One
A fatuous thought for a man about to fight a war, but the war had not even begun and already Stenwold had seen too many people hurt – and hurt on his business too. The knot of horror he had felt when they had brought Sperra out had not gone away. And now this.
‘I am so very sorry,’ Stenwold said softly. He tried to put a hand on Tynisa’s shoulder, but she flinched away from it and would not let him.
‘It isn’t me you should be sorry for,’ she said. He had never seen his ward like this – Tynisa had gone through life without fear, the face and grace of her Spider mother, the lethal skill of her Mantis father and a Collegium citizen’s implacable self-confidence.

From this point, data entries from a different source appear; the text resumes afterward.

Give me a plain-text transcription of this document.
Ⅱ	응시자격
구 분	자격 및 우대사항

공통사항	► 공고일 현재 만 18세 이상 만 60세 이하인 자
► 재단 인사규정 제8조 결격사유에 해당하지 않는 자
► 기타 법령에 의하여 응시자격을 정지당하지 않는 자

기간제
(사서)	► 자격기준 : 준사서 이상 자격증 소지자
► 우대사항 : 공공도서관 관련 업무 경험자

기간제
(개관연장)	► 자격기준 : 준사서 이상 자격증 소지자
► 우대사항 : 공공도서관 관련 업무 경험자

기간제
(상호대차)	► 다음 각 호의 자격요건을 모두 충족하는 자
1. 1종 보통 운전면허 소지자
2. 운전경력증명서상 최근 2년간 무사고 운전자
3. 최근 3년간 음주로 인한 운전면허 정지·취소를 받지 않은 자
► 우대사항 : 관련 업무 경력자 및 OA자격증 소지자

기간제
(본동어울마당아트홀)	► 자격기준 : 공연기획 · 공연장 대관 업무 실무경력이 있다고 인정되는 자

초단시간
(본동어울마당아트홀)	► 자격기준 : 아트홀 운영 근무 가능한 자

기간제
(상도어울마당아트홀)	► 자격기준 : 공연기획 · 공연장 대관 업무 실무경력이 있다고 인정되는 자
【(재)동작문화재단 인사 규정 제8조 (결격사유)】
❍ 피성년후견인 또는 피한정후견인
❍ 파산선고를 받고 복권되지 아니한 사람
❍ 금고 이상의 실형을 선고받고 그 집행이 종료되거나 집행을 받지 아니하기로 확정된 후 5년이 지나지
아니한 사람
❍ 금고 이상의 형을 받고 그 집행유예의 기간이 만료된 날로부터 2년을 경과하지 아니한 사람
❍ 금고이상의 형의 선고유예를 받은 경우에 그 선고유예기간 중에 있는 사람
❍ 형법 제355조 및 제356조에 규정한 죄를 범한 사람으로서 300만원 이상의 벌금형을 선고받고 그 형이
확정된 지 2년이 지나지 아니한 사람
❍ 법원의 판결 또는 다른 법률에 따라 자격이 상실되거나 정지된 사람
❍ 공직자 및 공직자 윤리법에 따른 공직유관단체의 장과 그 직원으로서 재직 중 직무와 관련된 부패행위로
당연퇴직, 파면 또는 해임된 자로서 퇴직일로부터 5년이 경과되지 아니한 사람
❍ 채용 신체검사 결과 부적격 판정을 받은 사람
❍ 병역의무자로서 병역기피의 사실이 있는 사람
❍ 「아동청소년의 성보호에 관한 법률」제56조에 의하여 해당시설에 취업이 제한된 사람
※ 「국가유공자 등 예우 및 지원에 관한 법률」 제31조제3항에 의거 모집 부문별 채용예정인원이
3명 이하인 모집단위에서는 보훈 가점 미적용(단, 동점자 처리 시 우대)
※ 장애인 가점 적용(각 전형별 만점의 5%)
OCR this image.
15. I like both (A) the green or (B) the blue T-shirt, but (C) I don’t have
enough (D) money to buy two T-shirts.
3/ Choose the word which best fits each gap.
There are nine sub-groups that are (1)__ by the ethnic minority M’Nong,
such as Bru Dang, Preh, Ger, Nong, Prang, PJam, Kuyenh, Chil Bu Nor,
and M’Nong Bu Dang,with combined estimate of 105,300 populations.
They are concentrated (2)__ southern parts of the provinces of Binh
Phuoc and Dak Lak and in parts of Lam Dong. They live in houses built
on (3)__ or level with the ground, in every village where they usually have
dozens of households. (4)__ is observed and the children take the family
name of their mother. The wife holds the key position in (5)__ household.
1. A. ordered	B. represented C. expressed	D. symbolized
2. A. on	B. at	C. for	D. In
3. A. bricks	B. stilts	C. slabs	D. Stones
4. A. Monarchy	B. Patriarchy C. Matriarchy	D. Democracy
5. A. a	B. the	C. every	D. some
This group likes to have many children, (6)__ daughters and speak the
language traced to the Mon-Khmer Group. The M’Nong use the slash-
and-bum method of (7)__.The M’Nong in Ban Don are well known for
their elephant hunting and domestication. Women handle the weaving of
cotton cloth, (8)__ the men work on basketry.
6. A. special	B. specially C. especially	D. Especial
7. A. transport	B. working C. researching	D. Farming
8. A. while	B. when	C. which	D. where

Now she was standing at the door of the College infirmary, afraid to go in, yet unwilling to leave. The beds were not short of patients still recovering from injuries sustained in the Vekken siege. On one bed lay Achaeos, his eyes closed, grey skin gone so pale it was almost white. He had yet to wake up, yet to speak. The College physicians would not commit themselves on whether he ever would.

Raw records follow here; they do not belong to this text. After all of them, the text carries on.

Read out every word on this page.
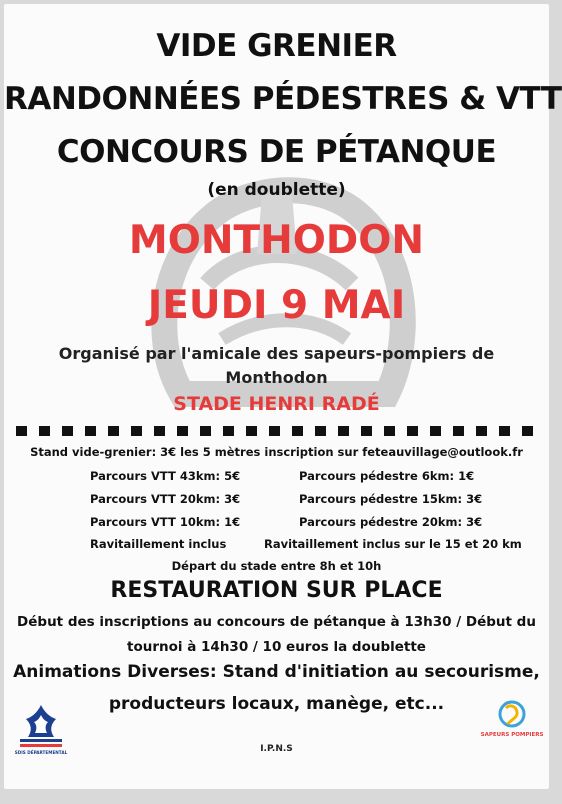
VIDE GRENIER
RANDONNÉES PÉDESTRES & VTT
CONCOURS DE PÉTANQUE
(en doublette)
MONTHODON
JEUDI 9 MAI
Organisé par l'amicale des sapeurs-pompiers de
Monthodon
STADE HENRI RADÉ
Stand vide-grenier: 3€ les 5 mètres inscription sur feteauvillage@outlook.fr
Parcours VTT 43km: 5€
Parcours VTT 20km: 3€
Parcours VTT 10km: 1€
Ravitaillement inclus
Parcours pédestre 6km: 1€
Parcours pédestre 15km: 3€
Parcours pédestre 20km: 3€
Ravitaillement inclus sur le 15 et 20 km
Départ du stade entre 8h et 10h
RESTAURATION SUR PLACE
Début des inscriptions au concours de pétanque à 13h30 / Début du
tournoi à 14h30 / 10 euros la doublette
Animations Diverses: Stand d'initiation au secourisme,
producteurs locaux, manège, etc...
I.P.N.S
SDIS DÉPARTEMENTAL
SAPEURS POMPIERS
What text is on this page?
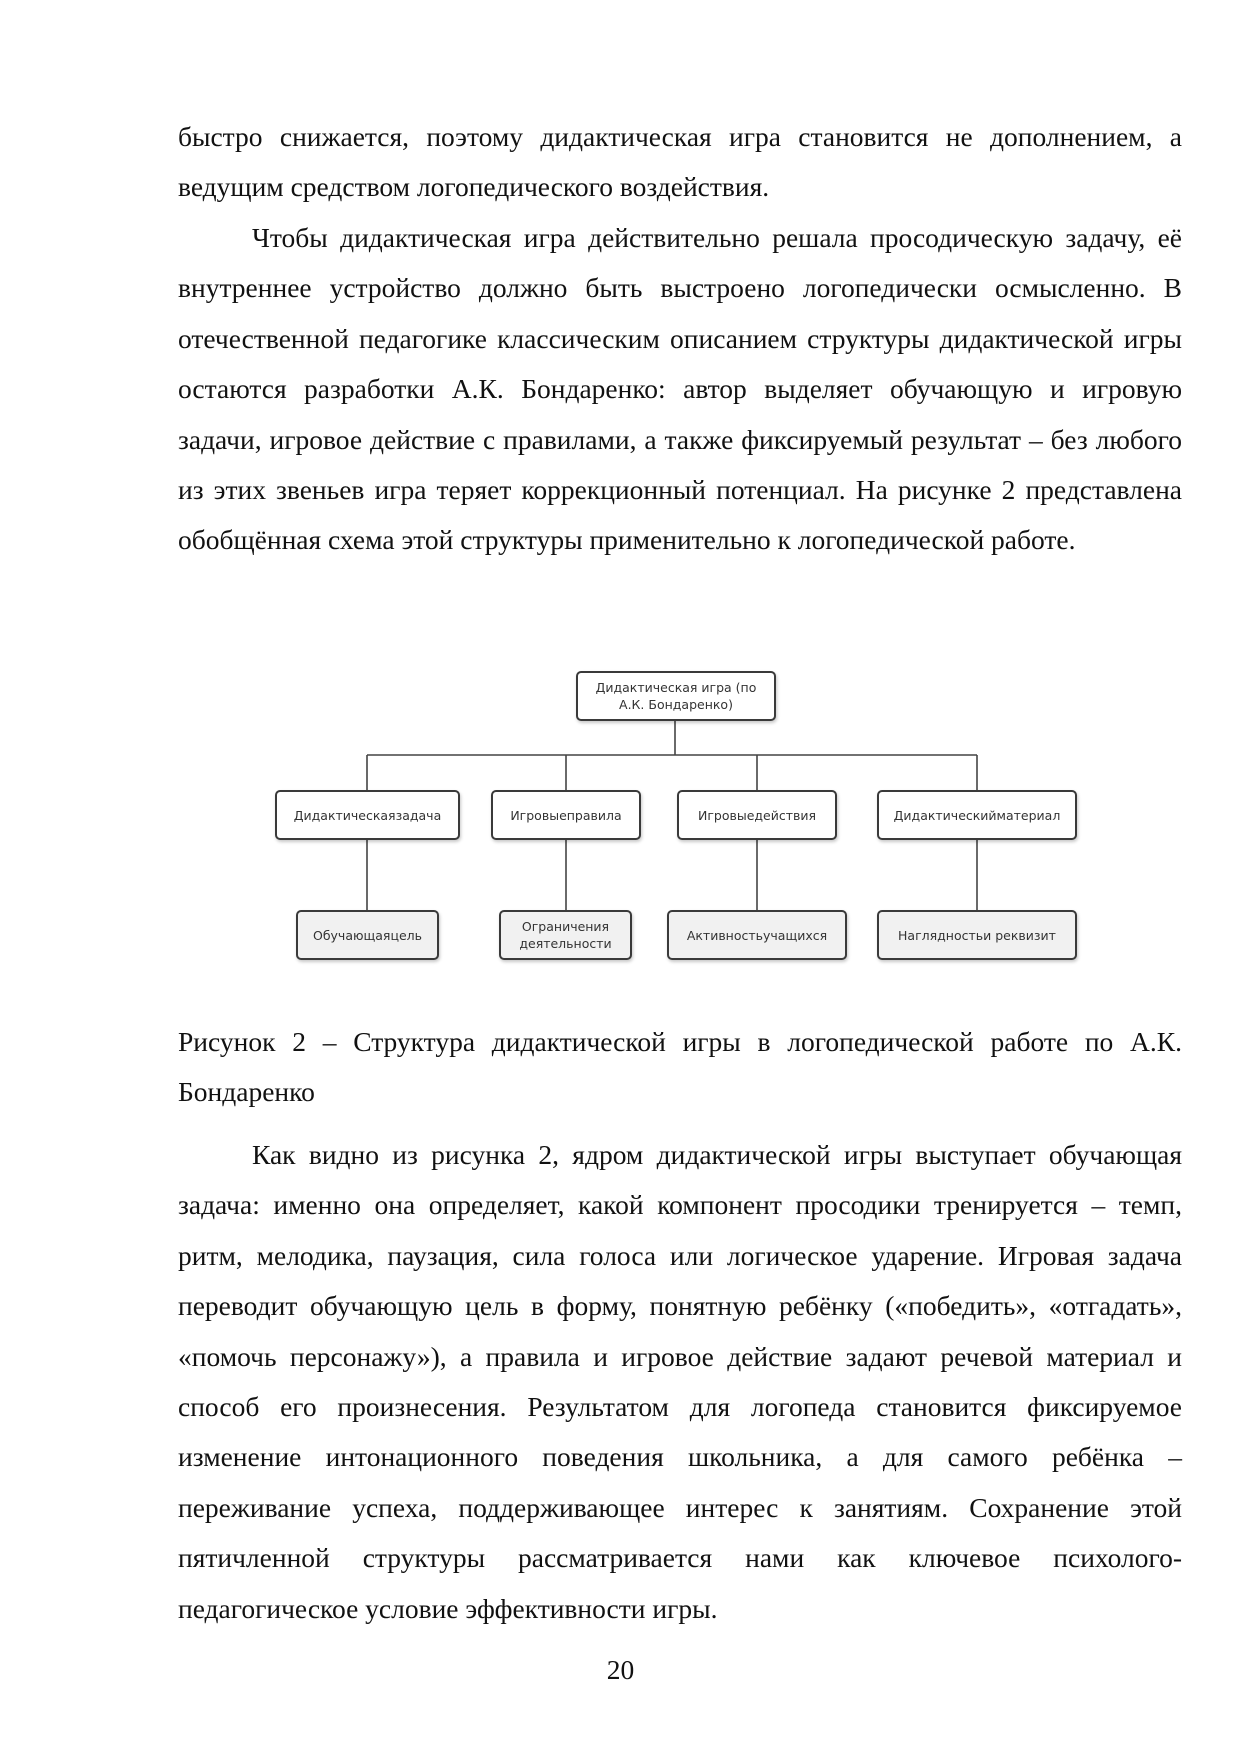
быстро снижается, поэтому дидактическая игра становится не дополнением, а ведущим средством логопедического воздействия.

Чтобы дидактическая игра действительно решала просодическую задачу, её внутреннее устройство должно быть выстроено логопедически осмысленно. В отечественной педагогике классическим описанием структуры дидактической игры остаются разработки А.К. Бондаренко: автор выделяет обучающую и игровую задачи, игровое действие с правилами, а также фиксируемый результат – без любого из этих звеньев игра теряет коррекционный потенциал. На рисунке 2 представлена обобщённая схема этой структуры применительно к логопедической работе.

Дидактическая игра (по А.К. Бондаренко)
Дидактическаязадача	Игровыеправила	Игровыедействия	Дидактическийматериал
Обучающаяцель
Ограничения деятельности
Активностьучащихся	Наглядностьи реквизит

Рисунок 2 – Структура дидактической игры в логопедической работе по А.К. Бондаренко

Как видно из рисунка 2, ядром дидактической игры выступает обучающая задача: именно она определяет, какой компонент просодики тренируется – темп, ритм, мелодика, паузация, сила голоса или логическое ударение. Игровая задача переводит обучающую цель в форму, понятную ребёнку («победить», «отгадать», «помочь персонажу»), а правила и игровое действие задают речевой материал и способ его произнесения. Результатом для логопеда становится фиксируемое изменение интонационного поведения школьника, а для самого ребёнка – переживание успеха, поддерживающее интерес к занятиям. Сохранение этой пятичленной структуры рассматривается нами как ключевое психолого-педагогическое условие эффективности игры.

20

By his bed sat Che, holding the ailing Moth-kinden’s hand. The sight of her clearly tore into Tynisa with a raw pain, yet she could not take her eyes away. Her sword had put Achaeos where he was, though Stenwold had not needed her father’s protestations of magic to know that she could not have meant the man any harm. That itself was a tragedy, but Stenwold knew that it was the injury to Tynisa’s foster-sister that cut deepest: the grief inflicted on Che, that marvel of innocence and foolishness, who would never again be quite the same.